Видать, такая же голодная была, как и Варлам Шаламов, который подробно описывал в своих «Колымских рассказах», как получили однажды заключенные американский белый хлеб целой па́йкой. И съели его.
А потом долгое время не могли сходить пос&рать, оттого, что белый хлеб в оголодавшей зековской утробе всегда без остатка переваривался, по сравнению с родным «отечественным» хлебом, более чем наполовину изготовленным из разных суррогатов и заменителей, а вовсе не из муки.
…Хромала на одну ногу, руками нелепо взмахивала, старалась добежать, но покалеченная нога мешала.
Тогда помогала себе и взмахивала руками. Она старалсь. Она кричала:
- Он бил меня, бил меня, бил?
- Да, кто же, удивлялась женщина. - И понимала, что к ней стремится прорваться ее собственная младшая сестра.
- Он бил меня, бил меня, бил! Участковый! - Кричала сестра и стремилась прорваться, добежать до женщины, до своей старшей сестры, под ее теплым крылом защититься и спрятаться.
Но добежала до линии санитарок в белых халатах. И не была ими дальше пропущена. Взмахнула руками в последний раз и стала так похожа на галчонка с подбитым крылом, что больше никогда не сможет летать.
А только прыгает по земле неловко. Он уже мертв, только еще не знает в каком же месте и через сколько времени подранок - галчонок встретит кота или собаку, как свою собственную неминучую смерть!
И, странным образом, женщина оказалась вдруг и находилась теперь в здании областной психиатрической больницы. Но только не в мужском, а в женском отделении.
Стояла и смотрела на свою младшую сестру. И ничего сделать не могла, ничем не могла ей помочь.
Женщина тряхнула головой от ужаса! И проснулась!
Она так устала и замучилась, что начинала, как лошадь, спать на ходу.
Женщина посмотрела на дорогу. Удивилась, что не упала и не расшиблась в момент своей дрёмы. Потом решила, что странный сон только махнул по глазам секундным затмением и растаял.
- От голода и усталости чего только не привидится, - решала женщина. Но мысли об увиденном не отпускали. Уж очень реалистичной и красочной была картинка, так мало похожая на обычные сны.
- Но если знаешь, что приближаешься к родному селению, если веришь, что твой приход принесет пользу сородичам, то разве ноги будут чувствовать усталость?
Женщина шла и шла.
Родное стойбище становилось все ближе и ближе...
Часть тридцать третья. Дом, милый ананас... Окончание.
Часть тридцать третья. Дом, милый ананас… Окончание.
А где тебя сегодня нет? На Большом Каретном.
В. Высоцкий. «На Большом Каретном». Из песни. Вместо эпиграфа.
Майор Ихлин приехал на работу.
- А я чуть пораньше сторожить училище пришел, - рассказывал муж.
- Садись в машину! Поехали со мной! - Сказал майор Ихлин.

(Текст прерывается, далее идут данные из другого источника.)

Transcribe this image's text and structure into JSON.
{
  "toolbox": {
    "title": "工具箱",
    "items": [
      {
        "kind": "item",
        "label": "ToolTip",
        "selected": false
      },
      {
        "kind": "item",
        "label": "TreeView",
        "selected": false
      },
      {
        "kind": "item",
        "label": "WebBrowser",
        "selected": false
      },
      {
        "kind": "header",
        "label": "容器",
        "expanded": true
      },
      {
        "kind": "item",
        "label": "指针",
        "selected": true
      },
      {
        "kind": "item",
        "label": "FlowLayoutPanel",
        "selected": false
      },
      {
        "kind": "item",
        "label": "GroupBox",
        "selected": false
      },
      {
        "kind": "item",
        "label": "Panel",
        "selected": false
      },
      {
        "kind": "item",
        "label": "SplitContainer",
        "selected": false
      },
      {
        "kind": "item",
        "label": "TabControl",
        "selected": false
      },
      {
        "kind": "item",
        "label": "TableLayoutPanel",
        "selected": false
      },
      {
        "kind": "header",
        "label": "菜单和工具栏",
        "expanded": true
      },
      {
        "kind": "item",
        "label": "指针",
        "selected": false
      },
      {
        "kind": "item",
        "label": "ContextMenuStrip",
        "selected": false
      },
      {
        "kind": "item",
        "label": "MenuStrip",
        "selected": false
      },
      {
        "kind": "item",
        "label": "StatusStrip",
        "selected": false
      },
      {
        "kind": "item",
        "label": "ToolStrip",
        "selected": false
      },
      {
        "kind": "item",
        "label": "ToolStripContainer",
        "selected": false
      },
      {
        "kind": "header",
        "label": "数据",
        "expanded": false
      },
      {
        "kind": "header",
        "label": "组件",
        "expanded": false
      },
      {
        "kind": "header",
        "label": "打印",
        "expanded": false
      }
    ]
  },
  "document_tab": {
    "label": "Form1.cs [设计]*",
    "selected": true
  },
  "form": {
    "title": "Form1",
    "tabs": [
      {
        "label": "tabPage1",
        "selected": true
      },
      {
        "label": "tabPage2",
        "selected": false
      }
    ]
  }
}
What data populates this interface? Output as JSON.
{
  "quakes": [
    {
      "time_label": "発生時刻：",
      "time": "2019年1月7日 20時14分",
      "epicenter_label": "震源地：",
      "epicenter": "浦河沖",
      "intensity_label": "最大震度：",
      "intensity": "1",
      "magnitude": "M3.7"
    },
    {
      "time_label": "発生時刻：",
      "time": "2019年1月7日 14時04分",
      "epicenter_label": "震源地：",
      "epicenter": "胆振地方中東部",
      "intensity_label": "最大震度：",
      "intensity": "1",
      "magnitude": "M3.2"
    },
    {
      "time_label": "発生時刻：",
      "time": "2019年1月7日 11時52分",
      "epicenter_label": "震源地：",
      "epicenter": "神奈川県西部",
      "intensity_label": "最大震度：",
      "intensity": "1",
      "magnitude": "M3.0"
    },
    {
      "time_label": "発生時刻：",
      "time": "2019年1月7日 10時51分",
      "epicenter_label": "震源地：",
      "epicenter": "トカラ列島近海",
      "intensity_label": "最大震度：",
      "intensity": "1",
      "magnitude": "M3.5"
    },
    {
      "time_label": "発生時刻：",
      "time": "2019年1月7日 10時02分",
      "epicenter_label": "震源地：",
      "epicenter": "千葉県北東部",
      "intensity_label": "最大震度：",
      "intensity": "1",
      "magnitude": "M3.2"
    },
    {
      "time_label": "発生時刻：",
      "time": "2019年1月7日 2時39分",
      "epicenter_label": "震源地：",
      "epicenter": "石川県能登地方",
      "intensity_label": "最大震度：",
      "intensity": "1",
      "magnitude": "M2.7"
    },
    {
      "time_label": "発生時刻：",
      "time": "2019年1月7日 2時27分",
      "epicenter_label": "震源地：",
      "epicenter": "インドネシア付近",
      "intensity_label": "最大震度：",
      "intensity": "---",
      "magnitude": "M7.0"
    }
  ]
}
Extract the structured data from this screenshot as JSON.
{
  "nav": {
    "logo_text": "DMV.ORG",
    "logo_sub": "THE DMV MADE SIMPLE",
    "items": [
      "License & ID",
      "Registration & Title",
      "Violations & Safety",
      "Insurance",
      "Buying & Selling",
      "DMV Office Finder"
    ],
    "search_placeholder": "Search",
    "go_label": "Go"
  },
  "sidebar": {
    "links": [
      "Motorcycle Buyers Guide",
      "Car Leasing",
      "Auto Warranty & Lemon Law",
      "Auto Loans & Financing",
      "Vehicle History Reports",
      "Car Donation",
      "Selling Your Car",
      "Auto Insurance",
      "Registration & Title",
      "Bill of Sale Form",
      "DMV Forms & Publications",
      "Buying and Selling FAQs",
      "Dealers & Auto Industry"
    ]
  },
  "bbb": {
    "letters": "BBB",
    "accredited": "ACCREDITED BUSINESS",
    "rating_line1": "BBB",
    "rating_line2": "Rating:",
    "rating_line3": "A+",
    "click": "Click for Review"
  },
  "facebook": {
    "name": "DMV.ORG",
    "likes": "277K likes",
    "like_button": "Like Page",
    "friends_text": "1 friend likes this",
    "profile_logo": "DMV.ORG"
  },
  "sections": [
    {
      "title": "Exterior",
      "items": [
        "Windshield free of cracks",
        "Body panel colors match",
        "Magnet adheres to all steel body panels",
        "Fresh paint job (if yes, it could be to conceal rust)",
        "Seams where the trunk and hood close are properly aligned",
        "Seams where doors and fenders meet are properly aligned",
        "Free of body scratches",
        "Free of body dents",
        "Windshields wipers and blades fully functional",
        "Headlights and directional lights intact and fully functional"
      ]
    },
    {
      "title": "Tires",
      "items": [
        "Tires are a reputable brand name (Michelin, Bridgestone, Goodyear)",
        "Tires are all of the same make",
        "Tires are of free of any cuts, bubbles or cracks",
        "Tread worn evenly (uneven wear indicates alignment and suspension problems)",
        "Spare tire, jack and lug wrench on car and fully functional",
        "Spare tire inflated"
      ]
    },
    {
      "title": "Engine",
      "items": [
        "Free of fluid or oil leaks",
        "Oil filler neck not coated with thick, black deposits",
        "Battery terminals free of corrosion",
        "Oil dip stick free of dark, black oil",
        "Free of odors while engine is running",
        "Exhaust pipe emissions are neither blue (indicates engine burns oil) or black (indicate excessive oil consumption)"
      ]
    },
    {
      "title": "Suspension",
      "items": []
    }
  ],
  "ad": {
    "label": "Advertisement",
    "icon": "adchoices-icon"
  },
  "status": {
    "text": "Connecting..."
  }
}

- Митрич! Я же на работе! - Отвечал ему муж. - Сейчас придет начальница моя, завхоз училища. А меня нет на месте. Она будет искать мне замену. А если замену мне на эту ночь из других сторожей найдет и их на рабочее место вызовет, то это верный путь к увольнению. Мое училище относится к системе профтехобразования и выпускает токарей - станочников для оборонки. Если уволят, то никогда уже назад не возьмут.
Женщина кивала головой. Она знала. Прошла все круги судебного ада пожилая сторожиха на работе у мужа. Она понимала, что ее уволили незаконно. Она так хотела восстановиться через суд. Но суд за судом ей отказывал в восстановлении на работе. Всегда и во все более и более высоких инстанциях.
Восстановления на работе она не добилась. Ушла на пенсию опозоренной, с прогульной статьей в трудовой книжке. И скоро опустилась до того, что от нехватки денег стала бутылки около мусорных контейнеров подбирать.
Когда женщина бежала мимо того элитного двора в центре города, в котором пожилая женщина, бывшая сторож училища, в роскошной трехкомнатной квартире с высокими потолками и просторными комнатами сталинской застройки одна жила, женщина видела бывшую преподавательницу, потом сторожиху, распатланную, седую и неухоженную.
Женщина опускала глаза и стремилась пробежать быстрее мимо.
Она могла бы и поздороваться. Но постоянно в свои грустные мысли погруженная бывшая вахтерша училища никогда на приветствия не отвечала. И утешать ее было нечем.
Сломали достойную жизнь пожилого человека в самом конце пути. Украсили беспорочную трудовую книжку записью о статье прогульной. Не дали восстановить свое доброе имя ни в одном суде. И навсегда, на все время старческого доживания, ославили прогульщицей перед злыми или равнодушными соседями.